There are various minor reasons which would take a
convoluted explanation to describe. But one reason is an
unpredicted failure of my code would leave the user's
calculation mode changed.


I would:
- save the current calculation mode
- trap errors with an on error handler
- restore calculation mode if neccessary in the error handler

However for XL97 I will follow your advice and set
calculation to manual.
Could I also ask you to confirm either way if same is
necessary or recommended for later versions.


Excel 97 has a particular problem with UDFs with errors so it is worse than
other versions.
In general I would recommend going to manual for other versions as well, but
it depends on the circumstances.


regds
Charles
______________________
Decision Models
The Excel Calculation Site
www.DecisionModels.com

Many thanks,
Sandy
savituk yahoo co uk

-----Original Message-----
Hi Sandy,

I do not know of a way of detecting volatile UDFs.

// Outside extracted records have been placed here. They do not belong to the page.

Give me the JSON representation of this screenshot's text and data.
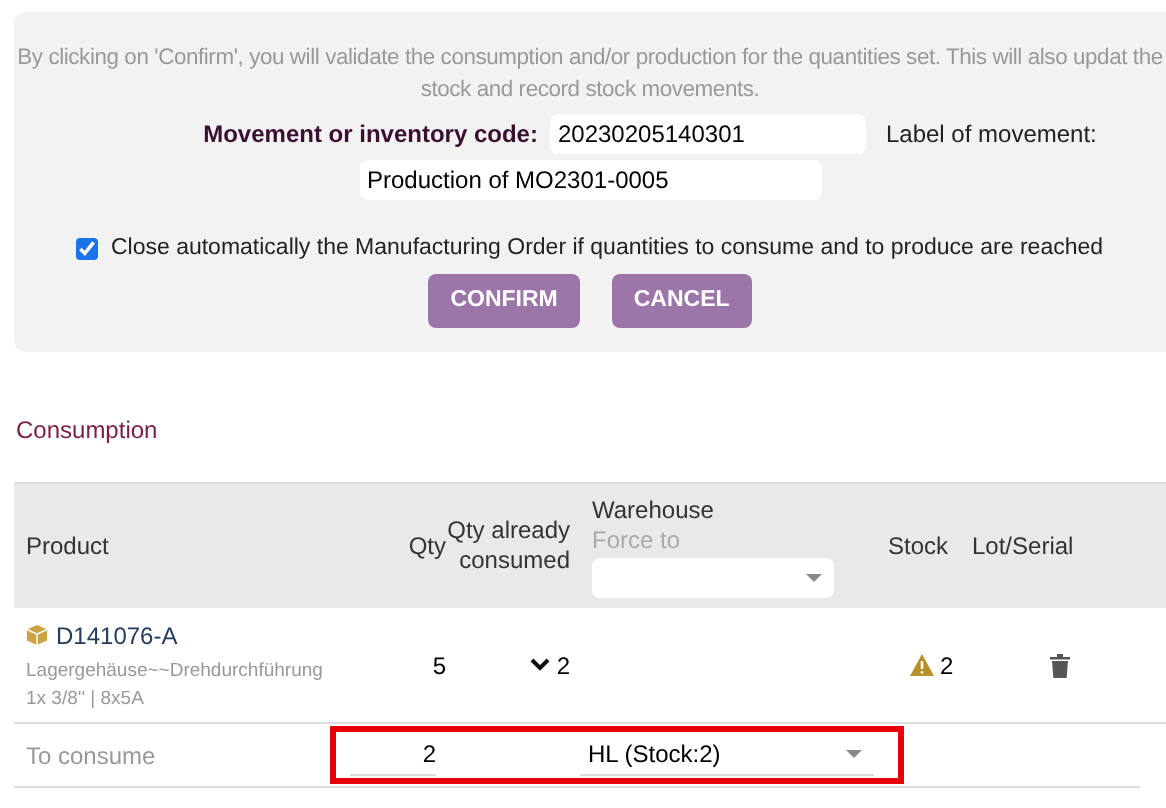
{
  "notice": "By clicking on 'Confirm', you will validate the consumption and/or production for the quantities set. This will also updat the stock and record stock movements.",
  "movement_code": {
    "label": "Movement or inventory code:",
    "value": "20230205140301"
  },
  "movement_label": {
    "label": "Label of movement:",
    "value": "Production of MO2301-0005"
  },
  "auto_close": {
    "label": "Close automatically the Manufacturing Order if quantities to consume and to produce are reached",
    "checked": true
  },
  "buttons": [
    {
      "label": "CONFIRM"
    },
    {
      "label": "CANCEL"
    }
  ],
  "section_title": "Consumption",
  "table": {
    "columns": {
      "product": "Product",
      "qty": "Qty",
      "qty_consumed": "Qty already consumed",
      "warehouse": "Warehouse",
      "force_to": "Force to",
      "stock": "Stock",
      "lot": "Lot/Serial"
    },
    "rows": [
      {
        "ref": "D141076-A",
        "description": "Lagergehäuse~~Drehdurchführung 1x 3/8'' | 8x5A",
        "qty": "5",
        "qty_consumed": "2",
        "stock": "2",
        "stock_warning": true
      }
    ],
    "to_consume": {
      "label": "To consume",
      "qty": "2",
      "warehouse": "HL (Stock:2)",
      "highlighted": true
    }
  }
}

Since you are using XL97 you will solve a number of your

problems if you add
both an error handler and an ISEMPTY handler to your

UDFs: for details and
examples see
http://www.DecisionModels.com/calcsecretsj.htm

Another approach you might consider is to set a global

flag in your code,
and then check the flag in each UDF.

But IMHO the best and simplest approach is to control
application.calculation in your code: not sure why you do

not want to do
this.


regards
Charles
______________________
Decision Models
The Excel Calculation Site
www.DecisionModels.com

"Sandy V" wrote in

message
...

If a UDF in any open workbook contains
Application.Volatile, my code breaks off to complete the
UDF when my code does anything that causes a recalc, eg
putting a value in a cell (even into ThisWorkbook which
does not contain any UDF).

This causes problems:
- Sometimes when doing the UDF my code terminates. This

is
more serious than a normal failure - code does not get
reset leaving unwanted global variables.
(Comments in this NG suggest this occurs when there is

an
error in the UDF. That's certainly true, but sometimes

and
inconsistently occurs even without any apparent error.)
- A lot of UDF's could slow my code, not so serious but
inconvenient.

Temporarily setting calculation to manual prevents
problems. However I neither need nor want to do this
except when absolutely necessary. But I do need to cater
for the unknown possibility of volatile UDF's lurking.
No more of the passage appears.